A lot of rewards for school counselor

Barry Porterfield
Pauls Valley Democrat

bporterfield@pvdemocrat.com — There were a number of longtime educators in Pauls Valley who decided this past school year would be their last, instead choosing to call it a career and head off into retirement.

One person making that move was Mary Johnson.

Johnson has for the last several years worked as a counselor for students at Pauls Valley High School.

She’s also been right there in a PV classroom as a teacher and back in her school days as a student.

With this recently ended school year being her last, Johnson couldn’t help but think about how special it’s been working with all those students over the years as they attended PVHS and prepared for life after graduation.

“It’s a big deal graduating from high school,” Johnson said. “Basically they’re turning into adults. They’re starting to make more decisions for themselves.

“It’s rewarding for me to see they really are becoming mature adults and really are thinking of their future.”

Johnson knows Pauls Valley well. She and her family moved here when she was about third grade. She later graduated from PVHS in 1965. Then it was a degree in vocational home economics from OSU in Stillwater.

Marriage and kids later combined to lead Mary’s path.

Throughout that period she started her studies toward a master’s degree at Colorado State University, and while in Tahlequah she got going with a master’s program in counseling.

At one point she earned her certification in elementary education and finished her graduate program for counseling.

Her return to Pauls Valley came about when her husband Floyd was hired here as the wrestling coach and science teacher.

Mary then spent three years teaching first and second grades at the nearby Whitebead School. For the next five years she taught home economic in PV.

Then it was a 15-year stretch as a stay-at-home mom taking care of three children. As her kids started getting older Mary decided to return to the classroom

“The kids didn’t need me at home anymore so I went back to teaching,” Mary said.

She started out teaching Social Studies and serving as the tennis coach.

Her start as a counselor came next at the local early learning center. She spent a year there before being reassigned to the high school. That came for the 1999-2000 school year.

“Most of what I do is vocational and college career counseling,” Johnson said.

“A lot of people have a misconception about what a counselor does. It’s not about psychology or me being a psychologist. I do deal with some of the personal issues of the students, but my goal is to get them to graduate and be productive citizens in society.

“I encourage them to take things further down the road,” she said, adding college or post high school vocational programs are usually the main focus.
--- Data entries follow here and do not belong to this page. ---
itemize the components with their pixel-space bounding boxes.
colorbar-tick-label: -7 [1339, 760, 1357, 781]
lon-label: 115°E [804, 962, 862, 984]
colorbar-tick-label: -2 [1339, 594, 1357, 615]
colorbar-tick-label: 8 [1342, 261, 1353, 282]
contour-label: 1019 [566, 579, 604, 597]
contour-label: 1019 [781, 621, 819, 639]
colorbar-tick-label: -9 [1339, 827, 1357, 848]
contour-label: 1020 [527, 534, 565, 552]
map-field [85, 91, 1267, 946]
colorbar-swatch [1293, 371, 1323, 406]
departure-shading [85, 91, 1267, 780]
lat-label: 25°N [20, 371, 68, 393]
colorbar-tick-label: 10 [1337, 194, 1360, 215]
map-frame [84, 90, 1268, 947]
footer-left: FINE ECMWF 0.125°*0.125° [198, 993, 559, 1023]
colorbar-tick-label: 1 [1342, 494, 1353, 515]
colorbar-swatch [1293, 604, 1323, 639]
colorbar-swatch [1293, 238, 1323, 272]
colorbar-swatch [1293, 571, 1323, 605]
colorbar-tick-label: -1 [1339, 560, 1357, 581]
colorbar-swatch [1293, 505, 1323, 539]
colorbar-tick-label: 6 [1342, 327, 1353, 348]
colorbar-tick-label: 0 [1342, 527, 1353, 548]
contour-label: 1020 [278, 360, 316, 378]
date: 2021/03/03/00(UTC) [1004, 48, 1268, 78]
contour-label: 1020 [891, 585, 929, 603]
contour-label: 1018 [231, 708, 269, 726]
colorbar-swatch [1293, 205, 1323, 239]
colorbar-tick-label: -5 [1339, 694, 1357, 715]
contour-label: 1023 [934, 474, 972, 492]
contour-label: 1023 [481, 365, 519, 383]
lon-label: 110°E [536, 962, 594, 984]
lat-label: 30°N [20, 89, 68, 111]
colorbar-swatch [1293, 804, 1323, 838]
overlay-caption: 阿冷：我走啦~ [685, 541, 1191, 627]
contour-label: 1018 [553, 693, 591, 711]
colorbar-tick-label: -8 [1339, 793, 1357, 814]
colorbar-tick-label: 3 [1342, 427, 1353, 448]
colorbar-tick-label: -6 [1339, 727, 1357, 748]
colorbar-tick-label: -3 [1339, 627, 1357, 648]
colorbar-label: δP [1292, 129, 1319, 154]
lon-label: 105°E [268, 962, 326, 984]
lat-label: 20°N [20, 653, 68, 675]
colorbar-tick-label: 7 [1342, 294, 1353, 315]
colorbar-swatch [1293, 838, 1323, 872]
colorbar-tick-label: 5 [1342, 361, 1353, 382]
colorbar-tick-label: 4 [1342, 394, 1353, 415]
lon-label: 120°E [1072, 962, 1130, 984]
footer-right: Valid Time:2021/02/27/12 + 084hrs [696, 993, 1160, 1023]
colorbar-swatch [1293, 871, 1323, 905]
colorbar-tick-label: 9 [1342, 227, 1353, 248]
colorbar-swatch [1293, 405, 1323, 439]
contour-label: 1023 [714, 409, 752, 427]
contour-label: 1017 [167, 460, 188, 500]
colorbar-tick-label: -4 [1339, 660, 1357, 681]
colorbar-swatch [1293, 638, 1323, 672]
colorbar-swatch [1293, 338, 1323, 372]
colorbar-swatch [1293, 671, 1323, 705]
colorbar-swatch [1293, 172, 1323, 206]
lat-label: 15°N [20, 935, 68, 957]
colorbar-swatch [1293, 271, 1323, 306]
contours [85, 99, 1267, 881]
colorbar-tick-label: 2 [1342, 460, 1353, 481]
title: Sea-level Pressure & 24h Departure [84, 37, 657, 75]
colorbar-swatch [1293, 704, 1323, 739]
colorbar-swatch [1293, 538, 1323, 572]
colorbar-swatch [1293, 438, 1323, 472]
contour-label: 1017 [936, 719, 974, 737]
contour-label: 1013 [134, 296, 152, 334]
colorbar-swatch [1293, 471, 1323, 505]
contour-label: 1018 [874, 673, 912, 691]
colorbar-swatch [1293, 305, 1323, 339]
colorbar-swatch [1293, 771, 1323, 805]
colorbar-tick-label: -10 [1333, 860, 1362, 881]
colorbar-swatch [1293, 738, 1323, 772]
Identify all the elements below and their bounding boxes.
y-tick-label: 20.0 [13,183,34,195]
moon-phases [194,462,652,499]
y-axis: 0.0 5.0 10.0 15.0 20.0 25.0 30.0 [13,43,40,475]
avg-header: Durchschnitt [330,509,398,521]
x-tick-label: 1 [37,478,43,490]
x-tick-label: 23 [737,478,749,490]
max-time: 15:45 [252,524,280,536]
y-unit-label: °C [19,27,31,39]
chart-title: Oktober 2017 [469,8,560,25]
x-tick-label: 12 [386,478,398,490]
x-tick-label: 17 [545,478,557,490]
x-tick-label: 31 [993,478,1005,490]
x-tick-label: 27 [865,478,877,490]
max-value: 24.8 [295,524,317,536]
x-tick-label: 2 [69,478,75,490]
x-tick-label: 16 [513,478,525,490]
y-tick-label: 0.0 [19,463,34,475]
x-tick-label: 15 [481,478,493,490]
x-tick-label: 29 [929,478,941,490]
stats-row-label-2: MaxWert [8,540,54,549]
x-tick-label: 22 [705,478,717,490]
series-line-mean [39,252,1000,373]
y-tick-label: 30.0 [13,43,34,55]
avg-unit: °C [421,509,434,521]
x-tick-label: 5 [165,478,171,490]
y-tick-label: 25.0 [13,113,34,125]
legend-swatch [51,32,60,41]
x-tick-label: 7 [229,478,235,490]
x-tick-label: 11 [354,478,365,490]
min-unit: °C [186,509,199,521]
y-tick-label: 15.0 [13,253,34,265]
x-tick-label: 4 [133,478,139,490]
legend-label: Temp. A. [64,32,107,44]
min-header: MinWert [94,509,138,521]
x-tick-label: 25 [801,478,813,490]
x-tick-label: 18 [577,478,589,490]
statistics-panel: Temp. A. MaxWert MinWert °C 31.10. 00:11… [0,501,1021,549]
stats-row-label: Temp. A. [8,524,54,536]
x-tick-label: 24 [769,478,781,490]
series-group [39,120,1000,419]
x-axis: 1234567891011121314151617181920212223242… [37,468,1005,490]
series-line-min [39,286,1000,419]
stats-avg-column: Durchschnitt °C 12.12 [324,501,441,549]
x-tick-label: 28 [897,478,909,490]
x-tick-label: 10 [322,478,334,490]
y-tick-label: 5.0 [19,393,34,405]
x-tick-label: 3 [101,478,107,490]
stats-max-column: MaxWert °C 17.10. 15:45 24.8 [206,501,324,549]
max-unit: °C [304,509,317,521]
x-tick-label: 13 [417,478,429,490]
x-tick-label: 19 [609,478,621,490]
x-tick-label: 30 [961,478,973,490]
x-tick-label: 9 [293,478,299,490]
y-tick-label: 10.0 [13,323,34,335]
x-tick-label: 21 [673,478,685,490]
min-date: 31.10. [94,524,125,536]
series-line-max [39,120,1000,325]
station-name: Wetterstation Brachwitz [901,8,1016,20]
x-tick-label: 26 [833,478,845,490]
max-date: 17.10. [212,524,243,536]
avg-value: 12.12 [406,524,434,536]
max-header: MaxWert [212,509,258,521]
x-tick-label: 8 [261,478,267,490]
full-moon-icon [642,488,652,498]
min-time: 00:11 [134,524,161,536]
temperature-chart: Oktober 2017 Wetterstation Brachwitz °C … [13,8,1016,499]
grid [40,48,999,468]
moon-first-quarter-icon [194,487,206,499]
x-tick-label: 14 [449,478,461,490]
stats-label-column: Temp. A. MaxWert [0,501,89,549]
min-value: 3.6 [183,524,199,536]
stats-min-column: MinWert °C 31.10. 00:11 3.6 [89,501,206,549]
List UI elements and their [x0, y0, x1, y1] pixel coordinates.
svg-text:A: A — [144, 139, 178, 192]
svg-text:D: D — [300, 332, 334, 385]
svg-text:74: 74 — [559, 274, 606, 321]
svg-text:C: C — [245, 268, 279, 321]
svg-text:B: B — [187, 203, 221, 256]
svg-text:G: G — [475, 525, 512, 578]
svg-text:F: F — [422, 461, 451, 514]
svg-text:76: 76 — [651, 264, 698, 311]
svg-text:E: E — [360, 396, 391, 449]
“There are so many opportunities out there for them. Opening their eyes and making them aware of those opportunities — that’s what I do.”

She adds high school graduates can continue their studies in a vocational or career tech programs for free until they’re 21 years old.

“The more education they have the better. I try to prepare them to make decisions for their future. The better informed they are the better choices they can make.”

With retirement Mary wants to spend more time with her three grandchildren, all under 2 years old with one living in PV. Also traveling, maybe even a trip to China, might be in her future.